The overture to Muslims came four days after religious broadcaster Pat Robertson said Mr. Bush "ignores history" by not acknowledging that Islam is "violent at its core."
In an interview with The Washington Times last month, Mr. Robertson said he understood the president's political need for support from the Muslim world in the war on terrorism, but said the president should not speak about Islam as a religion and that he "is not elected as chief theologian."
The conservative commentator accused the president of succumbing to "political correctness" by praising the religion of terrorists who attacked America on September 11.
Mr.
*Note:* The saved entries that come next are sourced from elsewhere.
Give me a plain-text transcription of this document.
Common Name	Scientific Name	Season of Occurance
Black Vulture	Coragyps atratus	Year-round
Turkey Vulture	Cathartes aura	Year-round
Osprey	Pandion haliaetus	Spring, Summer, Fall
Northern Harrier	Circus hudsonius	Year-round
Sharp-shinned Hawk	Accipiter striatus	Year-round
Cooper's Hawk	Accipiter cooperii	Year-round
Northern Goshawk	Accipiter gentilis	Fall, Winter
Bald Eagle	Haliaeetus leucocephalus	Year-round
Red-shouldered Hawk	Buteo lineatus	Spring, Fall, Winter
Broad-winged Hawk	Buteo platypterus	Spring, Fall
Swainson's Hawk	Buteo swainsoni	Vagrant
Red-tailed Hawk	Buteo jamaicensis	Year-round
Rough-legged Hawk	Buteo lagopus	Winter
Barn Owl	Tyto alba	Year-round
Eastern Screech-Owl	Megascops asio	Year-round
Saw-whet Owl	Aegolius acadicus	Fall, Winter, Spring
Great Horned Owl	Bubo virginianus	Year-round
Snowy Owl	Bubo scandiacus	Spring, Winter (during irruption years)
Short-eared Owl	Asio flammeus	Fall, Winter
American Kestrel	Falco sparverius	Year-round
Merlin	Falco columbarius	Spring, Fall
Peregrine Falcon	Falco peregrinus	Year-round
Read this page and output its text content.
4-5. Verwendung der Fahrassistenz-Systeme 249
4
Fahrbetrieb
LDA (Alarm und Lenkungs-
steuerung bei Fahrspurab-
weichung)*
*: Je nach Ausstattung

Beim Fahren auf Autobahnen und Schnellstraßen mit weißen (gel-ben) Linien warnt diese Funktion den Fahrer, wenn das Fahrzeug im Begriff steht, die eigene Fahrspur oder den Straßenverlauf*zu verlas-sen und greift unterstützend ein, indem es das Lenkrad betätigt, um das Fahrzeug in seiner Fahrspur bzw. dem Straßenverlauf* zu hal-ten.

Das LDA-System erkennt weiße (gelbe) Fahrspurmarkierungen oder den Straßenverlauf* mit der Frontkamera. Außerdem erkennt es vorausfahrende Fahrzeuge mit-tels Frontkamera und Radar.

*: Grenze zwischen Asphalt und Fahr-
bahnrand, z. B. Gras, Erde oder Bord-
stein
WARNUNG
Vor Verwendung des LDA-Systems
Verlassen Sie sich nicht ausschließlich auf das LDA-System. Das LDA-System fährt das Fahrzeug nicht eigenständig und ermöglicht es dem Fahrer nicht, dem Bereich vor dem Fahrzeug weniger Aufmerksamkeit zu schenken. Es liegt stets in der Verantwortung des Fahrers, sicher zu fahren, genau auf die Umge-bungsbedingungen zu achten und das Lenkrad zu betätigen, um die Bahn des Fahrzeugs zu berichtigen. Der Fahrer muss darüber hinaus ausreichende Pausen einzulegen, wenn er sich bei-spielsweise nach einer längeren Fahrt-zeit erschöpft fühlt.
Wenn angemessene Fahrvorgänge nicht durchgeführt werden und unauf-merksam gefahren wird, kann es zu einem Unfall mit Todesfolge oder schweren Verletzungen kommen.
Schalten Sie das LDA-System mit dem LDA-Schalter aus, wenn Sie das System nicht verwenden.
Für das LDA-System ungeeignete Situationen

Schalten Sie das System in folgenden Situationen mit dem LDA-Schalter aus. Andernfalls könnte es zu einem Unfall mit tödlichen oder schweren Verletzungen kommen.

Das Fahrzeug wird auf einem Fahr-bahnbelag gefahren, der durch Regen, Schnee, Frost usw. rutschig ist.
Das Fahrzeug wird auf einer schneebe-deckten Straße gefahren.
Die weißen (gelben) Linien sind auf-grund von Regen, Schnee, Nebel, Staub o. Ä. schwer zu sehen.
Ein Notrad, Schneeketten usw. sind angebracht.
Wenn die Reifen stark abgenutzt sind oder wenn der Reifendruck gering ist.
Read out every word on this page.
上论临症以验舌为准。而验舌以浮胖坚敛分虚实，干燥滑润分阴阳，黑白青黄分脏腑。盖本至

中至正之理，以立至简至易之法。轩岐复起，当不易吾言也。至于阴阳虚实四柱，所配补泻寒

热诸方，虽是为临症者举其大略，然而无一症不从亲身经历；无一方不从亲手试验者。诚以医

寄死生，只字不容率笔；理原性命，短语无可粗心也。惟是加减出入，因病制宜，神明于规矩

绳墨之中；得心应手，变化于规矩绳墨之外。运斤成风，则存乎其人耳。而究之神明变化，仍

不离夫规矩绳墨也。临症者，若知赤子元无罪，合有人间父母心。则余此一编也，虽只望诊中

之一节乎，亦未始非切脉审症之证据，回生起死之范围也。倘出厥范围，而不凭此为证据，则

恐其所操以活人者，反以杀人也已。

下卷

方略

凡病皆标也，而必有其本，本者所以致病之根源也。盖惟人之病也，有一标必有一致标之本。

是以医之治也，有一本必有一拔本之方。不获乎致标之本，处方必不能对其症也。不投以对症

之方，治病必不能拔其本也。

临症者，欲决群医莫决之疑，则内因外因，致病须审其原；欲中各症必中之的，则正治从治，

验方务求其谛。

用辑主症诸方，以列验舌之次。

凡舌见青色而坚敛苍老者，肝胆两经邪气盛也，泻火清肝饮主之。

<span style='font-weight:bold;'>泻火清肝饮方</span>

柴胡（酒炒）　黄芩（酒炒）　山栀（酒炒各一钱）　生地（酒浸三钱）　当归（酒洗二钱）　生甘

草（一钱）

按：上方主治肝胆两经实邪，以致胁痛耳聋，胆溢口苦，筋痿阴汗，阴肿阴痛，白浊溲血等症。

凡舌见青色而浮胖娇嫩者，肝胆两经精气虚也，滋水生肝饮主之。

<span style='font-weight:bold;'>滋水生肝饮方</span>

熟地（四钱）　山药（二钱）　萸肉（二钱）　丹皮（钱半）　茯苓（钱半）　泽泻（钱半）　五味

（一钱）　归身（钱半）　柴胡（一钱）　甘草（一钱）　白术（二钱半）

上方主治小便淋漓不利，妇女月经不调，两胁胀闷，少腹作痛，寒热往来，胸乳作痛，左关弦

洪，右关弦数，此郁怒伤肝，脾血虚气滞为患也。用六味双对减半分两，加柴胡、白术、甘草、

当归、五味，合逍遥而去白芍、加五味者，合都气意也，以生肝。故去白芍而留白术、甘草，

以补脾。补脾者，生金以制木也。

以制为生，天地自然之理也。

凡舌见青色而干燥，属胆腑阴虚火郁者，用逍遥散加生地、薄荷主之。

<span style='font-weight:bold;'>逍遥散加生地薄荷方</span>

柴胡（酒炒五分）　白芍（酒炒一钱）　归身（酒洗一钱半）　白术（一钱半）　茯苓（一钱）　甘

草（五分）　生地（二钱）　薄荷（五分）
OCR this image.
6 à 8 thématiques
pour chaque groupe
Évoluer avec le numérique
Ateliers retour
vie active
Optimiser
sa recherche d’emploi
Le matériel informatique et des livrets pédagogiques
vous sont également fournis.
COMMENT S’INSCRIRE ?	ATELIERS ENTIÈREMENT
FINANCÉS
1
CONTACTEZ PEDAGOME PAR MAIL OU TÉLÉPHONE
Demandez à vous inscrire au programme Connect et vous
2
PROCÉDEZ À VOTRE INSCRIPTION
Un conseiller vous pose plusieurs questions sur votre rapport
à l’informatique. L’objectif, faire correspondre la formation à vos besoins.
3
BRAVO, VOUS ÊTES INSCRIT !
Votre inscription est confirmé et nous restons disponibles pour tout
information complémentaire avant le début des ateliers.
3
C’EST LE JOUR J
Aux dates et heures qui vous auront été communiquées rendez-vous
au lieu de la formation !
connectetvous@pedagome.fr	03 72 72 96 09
Robertson repeated that accusation on ABC's "This Week." The host, former Clinton aide George Stephanopoulos called the disagreement "a theological dispute which is driving a political wedge between President Bush and some of his conservative Christian allies."
That characterization was disputed yesterday by the White House.
"This may be an area where they disagree," a senior administration official said of Mr. Bush and his conservative Christian allies. "But there are areas of agreement."
The director of the Islamic Center, Abdullah Khouj, praised the president's visit and told him that it demonstrated "the value of human tolerance, a virtue taught by Islam and practiced here in America."
The president's visit came one day after a Pew Foundation poll found widespread anti-Americanism in some Muslim nations. With the United States preparing for war with Iraq, the administration is eager to mitigate rising tensions on the "Arab street."
White House Press Secretary Ari Fleischer said Mr. Bush "acknowledged the United States has a job to do and we have to bring people together between the United States and the Muslim world."
To that end, Mr. Bush praised American Muslims for "upholding our nation's ideals of liberty and justice in a world at peace."
"Millions of our fellow Americans practice the Muslim faith," said Mr. Bush, a born-again Christian. "They lead lives of honesty and justice and compassion."
Mr. Robertson first criticized Mr. Bush in The Washington Times interview last month.
When Mr. Stephanopoulos reminded him of this quote, Mr. Robertson refused to back down from his assessment of the president's view of Islam.
"It ignores history," he said. "Any student of history knows that it's not a peaceful religion."
"It's violent at its core," he said. "There is absolute virulent hatred of Jews, and the idea that every Jew has got to be killed before the culmination of the age. That's what Islam teaches, and I think that's violent."
Other conservative religious figures have spoken out in recent months against Mr. Bush's frequent statements about the peaceful nature of Islam, including the Rev. Franklin Graham and the Rev. Jerry Falwell, the latter of whom called Islam's prophet Muhammad a "terrorist."
Deputy White House Press Secretary Scott McClellan disagreed.
"The president believes that America is a nation that welcomes people of all faiths Christian, Jew, Muslim, Hindu, Sikh and many others," he told The Times. "He's made it very clear that the war on terrorism is not a war about religion. It's a war about good vs. evil."
Mr. Bush is not the only administration official making overtures to Muslims in recent weeks. Others who have participated in Ramadan events include National Security Advisor Condoleezza Rice, Secretary of State Colin L. Powell, Commerce Secretary Donald L. Evans and Treasury Secretary Paul H. O'Neill.